City Journal has an article by Steve Malanga that makes a good sequel to last Friday's post on the wasteful spending at the County Airport.
Titled Airfields of Dreams, the subtitle, "If you build it, they won't come" explains why this should be made required reading for our County Executive and every County Legislator.
Public officials and local business leaders in areas looking to stimulate growth argue that they need to invest in airports, just as Atlanta and Dallas have. These officials are willing to risk millions of taxpayer dollars on a bet that it’s an airport that drives a local economy, not an energized economy that drives airport expansion. The results are empty terminals and gates, unused runways, and even flight-free airports. In China, the government has swiftly constructed entire new cities that so far remain eerily without residents. America is building a network of ghost airports every bit as strange.
8 comments:
And one wonders why we have $trillion national deficits and local taxes that increase every year with no end in sight? Our elected representatives gamble with, and waste our money, as they lock in their life time pensions and benefits. But, after all is said and done, we do elect the very people who are leading our decline.
Give it up Picente. Utica/Rome damn sure isn't Atlanta or Dallas. Oneida County would have been better off leaving the county airport in Oriskany until such a time as the economy and growth at Griffiss made it practical for passenger service to return to the area. Obviously all efforts so far and all money spent so far have been wasted.
As long as the federal and state monies are there along with a dose of local cash, why would anyone think Picente would, "give it up?" To do so would be an admission that the idea was a bad one from the start. Just once wouldn't you love to see an elected official say, " we tried it did not work and we will stop wasting taxpayer money." But that would take guts, honesty and fortitude.
Only in the movies would crowds show up in a cornfield for either a ballpark or an airport. Airports don't drive an economy. They serve an economy that already exists. They're part of the infrastructure, not a silver bullet. Your politicians either don't think very clearly or they are desperate.
Maybe both.
Dave, the answer is that the easy money drives the bad decisions. The creation of the Griffiss International Airport and the move to it was almost totally funded by the Federal taxpayer. The locals viewed this as a gift that would keep on giving. And, it has.
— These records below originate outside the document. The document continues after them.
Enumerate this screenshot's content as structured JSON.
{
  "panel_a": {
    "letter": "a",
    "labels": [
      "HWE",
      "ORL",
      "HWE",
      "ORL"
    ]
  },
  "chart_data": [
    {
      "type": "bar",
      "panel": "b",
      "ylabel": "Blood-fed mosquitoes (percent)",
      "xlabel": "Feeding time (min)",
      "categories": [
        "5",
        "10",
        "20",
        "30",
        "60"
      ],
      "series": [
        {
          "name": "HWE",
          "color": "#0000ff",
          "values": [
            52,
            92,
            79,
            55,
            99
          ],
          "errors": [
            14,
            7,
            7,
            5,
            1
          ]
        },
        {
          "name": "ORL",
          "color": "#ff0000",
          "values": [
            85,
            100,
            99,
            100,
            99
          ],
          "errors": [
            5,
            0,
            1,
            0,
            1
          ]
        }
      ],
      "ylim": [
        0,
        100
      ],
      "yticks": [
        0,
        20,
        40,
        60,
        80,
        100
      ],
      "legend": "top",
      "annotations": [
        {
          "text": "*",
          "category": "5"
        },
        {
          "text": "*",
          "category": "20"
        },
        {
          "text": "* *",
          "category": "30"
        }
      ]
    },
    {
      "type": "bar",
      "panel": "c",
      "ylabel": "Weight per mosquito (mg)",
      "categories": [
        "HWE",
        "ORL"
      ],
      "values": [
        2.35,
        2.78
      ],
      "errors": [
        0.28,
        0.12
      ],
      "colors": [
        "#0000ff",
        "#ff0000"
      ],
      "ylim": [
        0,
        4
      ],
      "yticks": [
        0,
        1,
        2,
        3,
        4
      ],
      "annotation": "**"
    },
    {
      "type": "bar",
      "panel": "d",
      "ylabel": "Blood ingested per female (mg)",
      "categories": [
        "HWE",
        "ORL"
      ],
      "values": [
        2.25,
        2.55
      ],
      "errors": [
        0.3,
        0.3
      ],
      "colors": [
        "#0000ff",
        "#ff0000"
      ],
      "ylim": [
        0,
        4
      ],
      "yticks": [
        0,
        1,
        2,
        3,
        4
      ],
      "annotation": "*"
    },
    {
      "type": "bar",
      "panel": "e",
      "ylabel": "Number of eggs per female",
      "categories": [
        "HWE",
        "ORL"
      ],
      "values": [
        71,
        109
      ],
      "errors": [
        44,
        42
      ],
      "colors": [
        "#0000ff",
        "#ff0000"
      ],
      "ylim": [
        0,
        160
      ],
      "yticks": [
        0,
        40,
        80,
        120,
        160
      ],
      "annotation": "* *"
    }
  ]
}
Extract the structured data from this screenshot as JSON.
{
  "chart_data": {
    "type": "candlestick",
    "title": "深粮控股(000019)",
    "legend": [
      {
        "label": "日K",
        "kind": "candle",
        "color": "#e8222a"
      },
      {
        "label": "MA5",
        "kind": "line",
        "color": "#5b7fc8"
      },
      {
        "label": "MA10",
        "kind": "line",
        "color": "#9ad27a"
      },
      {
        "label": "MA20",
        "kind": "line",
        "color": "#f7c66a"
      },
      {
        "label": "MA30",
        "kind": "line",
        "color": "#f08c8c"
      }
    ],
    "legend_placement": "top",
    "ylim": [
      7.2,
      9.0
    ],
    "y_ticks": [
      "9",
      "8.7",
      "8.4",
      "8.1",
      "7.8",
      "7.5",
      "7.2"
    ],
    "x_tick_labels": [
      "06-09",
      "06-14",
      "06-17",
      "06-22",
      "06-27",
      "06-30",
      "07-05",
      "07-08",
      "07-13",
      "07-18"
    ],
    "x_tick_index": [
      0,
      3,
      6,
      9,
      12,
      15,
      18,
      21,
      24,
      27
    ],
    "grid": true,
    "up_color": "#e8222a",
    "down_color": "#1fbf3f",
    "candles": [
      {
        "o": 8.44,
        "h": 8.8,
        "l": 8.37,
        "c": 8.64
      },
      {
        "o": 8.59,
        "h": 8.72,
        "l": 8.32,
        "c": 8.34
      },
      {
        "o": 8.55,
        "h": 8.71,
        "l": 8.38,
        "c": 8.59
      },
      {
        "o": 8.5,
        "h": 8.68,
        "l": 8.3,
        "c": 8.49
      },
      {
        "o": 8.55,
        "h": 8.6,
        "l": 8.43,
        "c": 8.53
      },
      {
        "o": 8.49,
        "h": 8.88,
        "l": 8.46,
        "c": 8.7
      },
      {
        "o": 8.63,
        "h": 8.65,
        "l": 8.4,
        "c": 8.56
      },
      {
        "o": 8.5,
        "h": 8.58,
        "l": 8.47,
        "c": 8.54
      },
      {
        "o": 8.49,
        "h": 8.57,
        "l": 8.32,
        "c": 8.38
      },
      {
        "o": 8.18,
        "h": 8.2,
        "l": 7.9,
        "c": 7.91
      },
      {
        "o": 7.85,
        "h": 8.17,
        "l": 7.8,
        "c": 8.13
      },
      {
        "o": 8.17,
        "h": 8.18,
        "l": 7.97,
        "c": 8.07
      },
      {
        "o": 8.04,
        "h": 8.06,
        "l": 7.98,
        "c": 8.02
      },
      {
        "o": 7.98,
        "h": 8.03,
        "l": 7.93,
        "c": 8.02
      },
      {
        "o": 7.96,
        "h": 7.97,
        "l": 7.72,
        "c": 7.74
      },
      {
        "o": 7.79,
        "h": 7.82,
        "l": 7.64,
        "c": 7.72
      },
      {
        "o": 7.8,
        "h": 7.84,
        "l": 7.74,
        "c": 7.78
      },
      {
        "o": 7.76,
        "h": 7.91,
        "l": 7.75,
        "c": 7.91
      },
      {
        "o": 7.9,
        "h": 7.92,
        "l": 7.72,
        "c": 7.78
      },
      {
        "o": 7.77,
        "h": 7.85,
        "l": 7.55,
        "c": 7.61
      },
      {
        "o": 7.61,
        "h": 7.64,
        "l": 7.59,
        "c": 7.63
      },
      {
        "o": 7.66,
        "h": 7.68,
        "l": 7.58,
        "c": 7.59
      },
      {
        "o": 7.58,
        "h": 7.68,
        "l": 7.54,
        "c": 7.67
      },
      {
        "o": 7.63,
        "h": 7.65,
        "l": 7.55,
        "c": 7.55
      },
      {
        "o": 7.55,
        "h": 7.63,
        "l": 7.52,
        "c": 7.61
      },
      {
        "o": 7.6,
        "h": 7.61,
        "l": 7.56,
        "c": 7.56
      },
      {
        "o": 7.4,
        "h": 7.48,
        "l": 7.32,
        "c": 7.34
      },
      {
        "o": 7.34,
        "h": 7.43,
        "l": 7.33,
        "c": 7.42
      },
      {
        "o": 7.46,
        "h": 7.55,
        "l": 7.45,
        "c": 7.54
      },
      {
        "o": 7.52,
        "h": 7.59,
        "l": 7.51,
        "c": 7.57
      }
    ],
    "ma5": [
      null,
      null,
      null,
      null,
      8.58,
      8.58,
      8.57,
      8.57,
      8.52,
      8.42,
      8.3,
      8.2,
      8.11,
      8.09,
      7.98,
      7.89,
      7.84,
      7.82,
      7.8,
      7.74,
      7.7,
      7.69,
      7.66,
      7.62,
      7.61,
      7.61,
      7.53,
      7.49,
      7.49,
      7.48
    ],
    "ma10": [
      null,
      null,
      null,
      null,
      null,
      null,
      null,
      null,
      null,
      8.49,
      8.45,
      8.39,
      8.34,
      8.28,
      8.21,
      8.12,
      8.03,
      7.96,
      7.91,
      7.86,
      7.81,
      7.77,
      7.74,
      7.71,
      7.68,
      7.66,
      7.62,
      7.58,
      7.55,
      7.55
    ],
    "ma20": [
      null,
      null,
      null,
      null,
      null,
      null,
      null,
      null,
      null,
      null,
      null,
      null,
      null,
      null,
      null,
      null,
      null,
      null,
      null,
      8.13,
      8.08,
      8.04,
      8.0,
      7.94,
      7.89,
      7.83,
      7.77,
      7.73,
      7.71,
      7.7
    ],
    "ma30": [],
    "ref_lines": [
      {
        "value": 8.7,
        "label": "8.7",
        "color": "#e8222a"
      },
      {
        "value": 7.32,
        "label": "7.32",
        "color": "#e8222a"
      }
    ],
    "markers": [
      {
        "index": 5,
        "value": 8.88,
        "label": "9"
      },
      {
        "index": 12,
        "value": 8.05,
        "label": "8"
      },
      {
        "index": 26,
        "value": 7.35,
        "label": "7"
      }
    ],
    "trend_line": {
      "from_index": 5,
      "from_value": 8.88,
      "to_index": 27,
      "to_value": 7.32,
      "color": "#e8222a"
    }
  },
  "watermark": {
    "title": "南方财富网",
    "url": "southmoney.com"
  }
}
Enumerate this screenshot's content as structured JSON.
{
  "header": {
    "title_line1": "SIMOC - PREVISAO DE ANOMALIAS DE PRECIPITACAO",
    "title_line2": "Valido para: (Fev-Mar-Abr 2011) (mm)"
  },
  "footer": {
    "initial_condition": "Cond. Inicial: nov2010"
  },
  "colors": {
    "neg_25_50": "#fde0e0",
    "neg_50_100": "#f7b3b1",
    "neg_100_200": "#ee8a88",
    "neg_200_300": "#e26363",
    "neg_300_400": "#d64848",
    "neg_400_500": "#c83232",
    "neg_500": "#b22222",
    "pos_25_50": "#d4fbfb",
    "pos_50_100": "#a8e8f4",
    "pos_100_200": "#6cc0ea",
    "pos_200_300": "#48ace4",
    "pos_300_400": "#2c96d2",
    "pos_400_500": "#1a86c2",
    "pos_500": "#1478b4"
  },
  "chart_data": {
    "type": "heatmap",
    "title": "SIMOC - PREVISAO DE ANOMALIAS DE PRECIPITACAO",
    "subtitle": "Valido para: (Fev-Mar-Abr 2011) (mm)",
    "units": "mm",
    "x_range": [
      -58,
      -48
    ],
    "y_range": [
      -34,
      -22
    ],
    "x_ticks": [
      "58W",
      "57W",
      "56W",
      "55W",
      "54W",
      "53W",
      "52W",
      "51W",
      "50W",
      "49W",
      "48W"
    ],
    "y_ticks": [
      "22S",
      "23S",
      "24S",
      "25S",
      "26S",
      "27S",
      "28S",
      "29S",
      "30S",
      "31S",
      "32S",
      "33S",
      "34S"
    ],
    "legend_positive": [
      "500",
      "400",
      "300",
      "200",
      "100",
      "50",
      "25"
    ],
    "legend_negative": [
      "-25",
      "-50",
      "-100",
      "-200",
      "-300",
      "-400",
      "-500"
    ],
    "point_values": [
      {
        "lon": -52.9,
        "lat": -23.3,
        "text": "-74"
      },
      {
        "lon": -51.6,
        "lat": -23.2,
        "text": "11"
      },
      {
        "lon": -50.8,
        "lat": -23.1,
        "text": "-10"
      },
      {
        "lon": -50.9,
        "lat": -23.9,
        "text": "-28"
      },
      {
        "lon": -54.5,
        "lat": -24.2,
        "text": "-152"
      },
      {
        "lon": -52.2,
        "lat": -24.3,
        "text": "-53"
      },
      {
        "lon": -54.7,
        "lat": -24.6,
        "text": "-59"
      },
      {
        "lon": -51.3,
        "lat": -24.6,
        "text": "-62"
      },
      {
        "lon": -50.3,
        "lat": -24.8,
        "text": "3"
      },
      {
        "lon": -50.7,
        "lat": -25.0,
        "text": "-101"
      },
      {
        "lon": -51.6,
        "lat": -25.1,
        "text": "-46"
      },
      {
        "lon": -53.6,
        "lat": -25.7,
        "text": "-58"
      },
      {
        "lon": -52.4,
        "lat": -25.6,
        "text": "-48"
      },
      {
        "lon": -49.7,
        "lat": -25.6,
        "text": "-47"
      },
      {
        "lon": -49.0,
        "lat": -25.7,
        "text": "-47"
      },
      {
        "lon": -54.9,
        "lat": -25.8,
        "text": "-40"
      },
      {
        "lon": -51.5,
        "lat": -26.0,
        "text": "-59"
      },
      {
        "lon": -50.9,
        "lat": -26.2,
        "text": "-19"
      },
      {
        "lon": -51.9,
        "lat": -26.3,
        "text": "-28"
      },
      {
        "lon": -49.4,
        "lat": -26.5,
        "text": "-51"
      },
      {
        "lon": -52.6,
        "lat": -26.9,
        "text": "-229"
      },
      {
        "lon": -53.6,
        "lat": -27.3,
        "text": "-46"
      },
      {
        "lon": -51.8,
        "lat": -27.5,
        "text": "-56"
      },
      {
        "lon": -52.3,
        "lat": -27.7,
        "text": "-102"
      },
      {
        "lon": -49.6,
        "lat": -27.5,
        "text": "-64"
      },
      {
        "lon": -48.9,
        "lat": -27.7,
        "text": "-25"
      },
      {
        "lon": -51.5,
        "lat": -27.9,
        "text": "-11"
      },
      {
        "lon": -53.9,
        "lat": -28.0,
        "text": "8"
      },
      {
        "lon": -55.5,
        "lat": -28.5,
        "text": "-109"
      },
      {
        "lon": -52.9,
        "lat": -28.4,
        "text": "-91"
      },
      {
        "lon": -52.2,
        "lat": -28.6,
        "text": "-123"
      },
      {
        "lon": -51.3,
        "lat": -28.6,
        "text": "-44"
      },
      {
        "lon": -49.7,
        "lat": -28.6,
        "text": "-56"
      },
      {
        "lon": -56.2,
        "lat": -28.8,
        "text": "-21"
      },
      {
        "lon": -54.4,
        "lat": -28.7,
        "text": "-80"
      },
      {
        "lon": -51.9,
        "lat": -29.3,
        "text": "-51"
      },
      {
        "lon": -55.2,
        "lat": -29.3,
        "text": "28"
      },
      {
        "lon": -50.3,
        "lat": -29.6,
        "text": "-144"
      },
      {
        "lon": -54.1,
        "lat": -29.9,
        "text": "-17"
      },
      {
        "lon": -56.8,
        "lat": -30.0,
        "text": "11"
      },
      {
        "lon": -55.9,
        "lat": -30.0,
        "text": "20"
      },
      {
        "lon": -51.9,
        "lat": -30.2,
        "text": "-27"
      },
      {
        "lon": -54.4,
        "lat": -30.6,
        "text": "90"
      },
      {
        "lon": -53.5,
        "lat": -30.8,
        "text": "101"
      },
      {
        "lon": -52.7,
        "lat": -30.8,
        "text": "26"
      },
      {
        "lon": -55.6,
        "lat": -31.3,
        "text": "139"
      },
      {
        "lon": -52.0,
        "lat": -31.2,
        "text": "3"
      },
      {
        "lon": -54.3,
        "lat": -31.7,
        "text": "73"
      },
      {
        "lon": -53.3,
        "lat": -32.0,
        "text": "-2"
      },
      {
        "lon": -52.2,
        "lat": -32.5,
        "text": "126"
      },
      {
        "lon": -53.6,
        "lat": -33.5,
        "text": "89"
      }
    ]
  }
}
Check Hanna announcements on more tax dollars being pumped in. They occassional drop in the bucket of a million here and a million there of local money doesn't seem to upset anyone. With this federal largess, the locals can hire people for new jobs, let contacts to political donators, keep hiring favorite consultants who also come up with campaign cash and make a lot of nice sounding announcements. They are thinking very clearly. It is the voter who is truly lost to the art of thinking and understanding. We keep electing the politicians who continue to pick our own pockets. Who is desperate? It surely is no guys and gals who time and time again get elected. They are the brilliant ones; we are the dopes.
Anon:
Alas, your analysis is spot on. Woe to us. I keep hoping we'll get smarter, but we never do.
The former county airport was deliberately sacrificed for the benefit of the special and financial interests of the GLDC and the 394HRC, and at great cost to the taxpayers of Oneida County. The relocation of the former county airport necessitated spending tens of millions of dollars to rehabilitate buildings and hangars, and repair and upgrade the airfield infrastructure, plus the costs to construct new t-hangars and to operate and maintain an airport much larger than the former. The public was told that all of this expense was justified for the greater economic development benefits to be derived from the airport at Griffiss, which was actually a smokescreen to hide the true motive and beneficiaries.
Yes, but we have an "international airport" for all to marvel at. Trouble is nobody uses it and nobody even sees it. But, we keep on spending on it.